Wyoming
‘The trail whispers’: Church historian joins Latter-day Saint youth on newly reopened 29-mile Wyoming pioneer trail
The Church of Jesus Christ of Latter-day Saints has reopened a handcart trail for youth at its Wyoming Mormon Trail Historic Sites, allowing participants to pull handcarts along a 29-mile linear route that follows the original pioneer trail from Sixth Crossing over Rocky Ridge to Rock Creek Hollow.
After being halted due to the global pandemic and other logistical complications, this trail is available for the first time in a decade, said Elder Kyle S. McKay, a General Authority Seventy who serves as Church historian and recorder and executive director of the Church History Department.
Elder McKay noted that walking these Wyoming trails enables members to connect with their ancestors and Church history, gaining insight into the challenges faced by handcart pioneers.
“This trail whispers,” he said. “There are those who have gone on before, and we listen to their stories, and we read their stories, and their testimony still reverberates in these sagebrush-covered hills.”
Elder McKay and his wife, Sister Jennifer S. McKay, accompanied youth and leaders of the Hooper Utah Pioneer Trail Stake in walking the extended trail July 8-9.
“I know the potential that this place has for providing an amazing experience,” Elder McKay said. “And so when we were finally able to open the trail back up, I wanted to be here.”
What drove them
Sixth Crossing is where the Willie Handcart Company encountered the first rescue wagons at the Sweetwater River amid early winter conditions in 1856.
A short time later, the Willie company sheltered at Rock Creek Hollow after the difficult ascent of Rocky Ridge — one of the highest points of altitude (7,300 feet) along the Oregon, Mormon and California trails — during a severe snowstorm.
Sister McKay said walking the trail helps one better understand the pioneers’ faith and perspective.
“What drove the people to do what they did was their love for God and their willingness to follow a prophet, and that is what drives us. We love our Heavenly Father. We want to let God prevail,” she said. “You can feel and you can see God at work in the lives of His children.”
The trek experience
Robert Goates, site president of the Wyoming Mormon Trail Sites, encouraged stakes, wards and branches to bring their young women and men to have this “unique experience.”
“They can walk where their ancestors walked. They can see the landscape that they saw in the conditions in which they saw and experienced it,” Goates said. “This is sacred ground, but it becomes sacred for very personal reasons to those youth that feel the Spirit here, and feel a deeper relationship with their Savior.”
Blake Hansen, a youth participant, said, “You can feel the spirit when you’re walking along these trails.”
Fellow trekker Lydia Burrows said: “I have a pioneer ancestor that came across in the Willie Handcart Company, and it’s been really cool to walk in his footsteps and to see and be in the places that he was. It makes me feel so much more connected and to realize that they went through really hard things. But through Jesus Christ, they made it.”

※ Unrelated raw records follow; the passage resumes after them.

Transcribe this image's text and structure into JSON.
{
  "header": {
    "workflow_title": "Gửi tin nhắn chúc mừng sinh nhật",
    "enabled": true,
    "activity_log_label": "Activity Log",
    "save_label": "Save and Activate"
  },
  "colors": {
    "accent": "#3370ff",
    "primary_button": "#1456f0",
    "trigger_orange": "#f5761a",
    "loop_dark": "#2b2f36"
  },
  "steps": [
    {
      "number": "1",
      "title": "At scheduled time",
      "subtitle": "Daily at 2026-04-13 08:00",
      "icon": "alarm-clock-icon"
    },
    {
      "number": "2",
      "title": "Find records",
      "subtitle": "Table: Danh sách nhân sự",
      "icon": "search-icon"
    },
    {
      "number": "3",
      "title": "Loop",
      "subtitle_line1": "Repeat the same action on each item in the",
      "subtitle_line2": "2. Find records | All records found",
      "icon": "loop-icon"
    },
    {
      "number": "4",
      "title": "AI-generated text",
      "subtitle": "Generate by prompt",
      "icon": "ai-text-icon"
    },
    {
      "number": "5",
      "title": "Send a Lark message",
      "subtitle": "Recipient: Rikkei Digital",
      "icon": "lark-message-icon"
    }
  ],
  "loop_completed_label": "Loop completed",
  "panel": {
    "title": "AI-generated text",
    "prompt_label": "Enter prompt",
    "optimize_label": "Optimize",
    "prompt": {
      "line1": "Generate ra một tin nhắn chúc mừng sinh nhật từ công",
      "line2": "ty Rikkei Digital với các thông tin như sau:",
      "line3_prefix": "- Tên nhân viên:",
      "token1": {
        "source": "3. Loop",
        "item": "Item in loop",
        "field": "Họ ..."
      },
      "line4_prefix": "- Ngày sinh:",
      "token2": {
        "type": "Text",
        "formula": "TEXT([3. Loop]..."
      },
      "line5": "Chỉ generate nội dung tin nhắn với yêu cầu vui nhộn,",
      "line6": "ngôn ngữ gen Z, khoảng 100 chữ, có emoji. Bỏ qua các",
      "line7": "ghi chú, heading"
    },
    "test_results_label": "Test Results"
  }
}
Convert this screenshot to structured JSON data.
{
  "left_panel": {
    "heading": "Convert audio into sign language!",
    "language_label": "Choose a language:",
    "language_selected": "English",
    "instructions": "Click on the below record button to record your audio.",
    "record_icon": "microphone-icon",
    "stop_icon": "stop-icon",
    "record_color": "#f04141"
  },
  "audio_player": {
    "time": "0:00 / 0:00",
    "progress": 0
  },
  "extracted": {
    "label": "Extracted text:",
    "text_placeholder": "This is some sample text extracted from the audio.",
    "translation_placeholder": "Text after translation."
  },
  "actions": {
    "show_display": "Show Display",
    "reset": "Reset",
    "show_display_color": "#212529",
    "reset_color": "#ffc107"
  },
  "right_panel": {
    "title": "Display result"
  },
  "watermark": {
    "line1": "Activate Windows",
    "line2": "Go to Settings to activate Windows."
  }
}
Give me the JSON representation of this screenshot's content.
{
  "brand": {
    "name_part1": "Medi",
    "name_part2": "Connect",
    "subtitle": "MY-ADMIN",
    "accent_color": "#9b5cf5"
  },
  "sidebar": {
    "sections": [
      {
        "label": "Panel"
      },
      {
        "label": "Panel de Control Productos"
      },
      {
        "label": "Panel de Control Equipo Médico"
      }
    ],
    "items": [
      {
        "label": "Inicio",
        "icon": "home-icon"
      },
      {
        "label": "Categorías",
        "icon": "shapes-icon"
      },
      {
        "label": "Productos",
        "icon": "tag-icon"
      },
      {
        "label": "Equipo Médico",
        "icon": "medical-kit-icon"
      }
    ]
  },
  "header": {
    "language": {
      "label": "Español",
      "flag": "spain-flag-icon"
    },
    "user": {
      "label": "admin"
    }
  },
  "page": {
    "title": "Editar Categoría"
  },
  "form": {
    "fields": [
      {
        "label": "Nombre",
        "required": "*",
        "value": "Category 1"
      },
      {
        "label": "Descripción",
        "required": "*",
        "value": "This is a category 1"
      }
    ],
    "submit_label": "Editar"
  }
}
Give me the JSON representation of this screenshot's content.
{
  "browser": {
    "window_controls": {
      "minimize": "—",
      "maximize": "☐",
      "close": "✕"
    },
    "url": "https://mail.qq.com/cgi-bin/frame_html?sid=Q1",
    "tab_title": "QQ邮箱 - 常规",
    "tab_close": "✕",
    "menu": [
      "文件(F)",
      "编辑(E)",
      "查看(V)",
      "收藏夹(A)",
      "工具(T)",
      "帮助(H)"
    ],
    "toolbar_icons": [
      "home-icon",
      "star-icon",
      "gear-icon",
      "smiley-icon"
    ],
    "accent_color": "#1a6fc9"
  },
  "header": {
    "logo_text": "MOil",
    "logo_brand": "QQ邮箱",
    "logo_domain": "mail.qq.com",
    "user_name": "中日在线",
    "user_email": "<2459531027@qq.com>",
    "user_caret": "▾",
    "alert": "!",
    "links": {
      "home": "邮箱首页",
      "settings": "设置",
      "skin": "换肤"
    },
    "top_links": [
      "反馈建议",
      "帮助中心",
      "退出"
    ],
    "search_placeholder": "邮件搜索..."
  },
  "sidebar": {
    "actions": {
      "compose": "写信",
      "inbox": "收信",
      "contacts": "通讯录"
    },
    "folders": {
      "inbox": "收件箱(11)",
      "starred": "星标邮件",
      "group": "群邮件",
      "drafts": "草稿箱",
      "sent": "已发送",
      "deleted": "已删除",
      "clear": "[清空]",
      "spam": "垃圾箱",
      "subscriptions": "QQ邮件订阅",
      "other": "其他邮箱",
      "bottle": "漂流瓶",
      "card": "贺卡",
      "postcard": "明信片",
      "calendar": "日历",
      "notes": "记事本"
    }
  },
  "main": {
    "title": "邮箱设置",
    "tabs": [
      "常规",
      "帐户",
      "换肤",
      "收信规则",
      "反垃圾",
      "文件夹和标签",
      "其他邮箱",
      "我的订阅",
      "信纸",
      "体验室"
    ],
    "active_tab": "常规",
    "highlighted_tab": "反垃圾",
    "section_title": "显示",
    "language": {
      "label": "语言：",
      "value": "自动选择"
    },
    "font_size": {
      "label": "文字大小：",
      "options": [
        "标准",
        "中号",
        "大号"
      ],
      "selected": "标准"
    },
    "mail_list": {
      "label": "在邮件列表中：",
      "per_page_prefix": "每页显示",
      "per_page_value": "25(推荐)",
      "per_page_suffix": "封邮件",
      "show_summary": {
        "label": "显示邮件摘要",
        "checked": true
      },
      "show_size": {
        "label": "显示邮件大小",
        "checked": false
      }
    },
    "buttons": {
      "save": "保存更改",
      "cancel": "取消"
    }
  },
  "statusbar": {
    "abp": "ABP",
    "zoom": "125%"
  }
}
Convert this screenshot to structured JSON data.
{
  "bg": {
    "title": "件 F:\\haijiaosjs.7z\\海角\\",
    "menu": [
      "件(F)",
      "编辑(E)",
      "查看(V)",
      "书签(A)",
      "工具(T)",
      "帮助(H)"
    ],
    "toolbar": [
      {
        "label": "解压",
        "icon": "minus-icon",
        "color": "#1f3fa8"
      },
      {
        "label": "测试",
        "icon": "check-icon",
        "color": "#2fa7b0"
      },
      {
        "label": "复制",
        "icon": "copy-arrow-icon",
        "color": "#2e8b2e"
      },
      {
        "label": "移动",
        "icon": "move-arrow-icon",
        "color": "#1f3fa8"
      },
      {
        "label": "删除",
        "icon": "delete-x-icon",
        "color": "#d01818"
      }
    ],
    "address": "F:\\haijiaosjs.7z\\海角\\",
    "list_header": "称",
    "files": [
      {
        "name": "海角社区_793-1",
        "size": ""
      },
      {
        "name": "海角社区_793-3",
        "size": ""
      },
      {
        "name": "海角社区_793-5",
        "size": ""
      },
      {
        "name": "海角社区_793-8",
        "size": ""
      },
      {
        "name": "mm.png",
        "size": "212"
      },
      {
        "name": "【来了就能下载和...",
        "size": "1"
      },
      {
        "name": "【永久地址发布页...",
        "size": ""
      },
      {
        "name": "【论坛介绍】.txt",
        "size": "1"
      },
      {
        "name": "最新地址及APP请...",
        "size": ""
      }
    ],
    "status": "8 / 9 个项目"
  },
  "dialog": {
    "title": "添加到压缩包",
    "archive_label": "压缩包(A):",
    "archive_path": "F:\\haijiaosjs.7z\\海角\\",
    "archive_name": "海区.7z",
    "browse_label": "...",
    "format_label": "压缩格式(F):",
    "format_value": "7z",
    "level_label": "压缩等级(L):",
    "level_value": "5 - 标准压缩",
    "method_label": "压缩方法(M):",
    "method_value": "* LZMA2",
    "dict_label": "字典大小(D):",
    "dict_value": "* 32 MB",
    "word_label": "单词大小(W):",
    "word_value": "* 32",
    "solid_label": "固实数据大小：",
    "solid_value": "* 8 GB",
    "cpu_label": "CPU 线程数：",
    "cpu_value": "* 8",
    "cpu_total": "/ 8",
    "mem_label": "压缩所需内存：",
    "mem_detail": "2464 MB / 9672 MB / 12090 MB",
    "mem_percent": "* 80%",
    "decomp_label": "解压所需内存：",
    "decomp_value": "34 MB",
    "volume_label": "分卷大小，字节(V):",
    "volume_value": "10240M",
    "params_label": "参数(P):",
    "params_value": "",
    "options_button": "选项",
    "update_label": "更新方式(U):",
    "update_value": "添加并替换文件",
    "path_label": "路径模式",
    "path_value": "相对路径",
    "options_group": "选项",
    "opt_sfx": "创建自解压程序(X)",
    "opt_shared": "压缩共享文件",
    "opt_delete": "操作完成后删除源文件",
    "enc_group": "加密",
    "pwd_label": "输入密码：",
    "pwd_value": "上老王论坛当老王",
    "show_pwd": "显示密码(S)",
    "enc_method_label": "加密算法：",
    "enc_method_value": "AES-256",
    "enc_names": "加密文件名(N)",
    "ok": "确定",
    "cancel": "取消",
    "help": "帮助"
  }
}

Added Brayden Calvin, “Trek has helped me draw closer to Christ by wanting to help others. I’ve been able to help with other people. So, like serving others, and then also just being able to turn to Him when things get hard.”
How to make a trek reservation
Members are welcomed and encouraged to have the trek experience at the Wyoming Mormon Trail Sites, said Benjamin Pykles, director of the Church History Department’s Historic Sites Division.
“You are walking where they walked and having as authentic an experience as you can get,” he said. “Trekking is still happening, and you have great experiences. We have this new route. It’s arduous, but it’s exciting.”
Handcart trek reservations for 2026 open in September. Information for how to request a trek reservation, along with itinerary options, planning resources, frequently asked questions and more are available at ChurchofJesusChrist.org.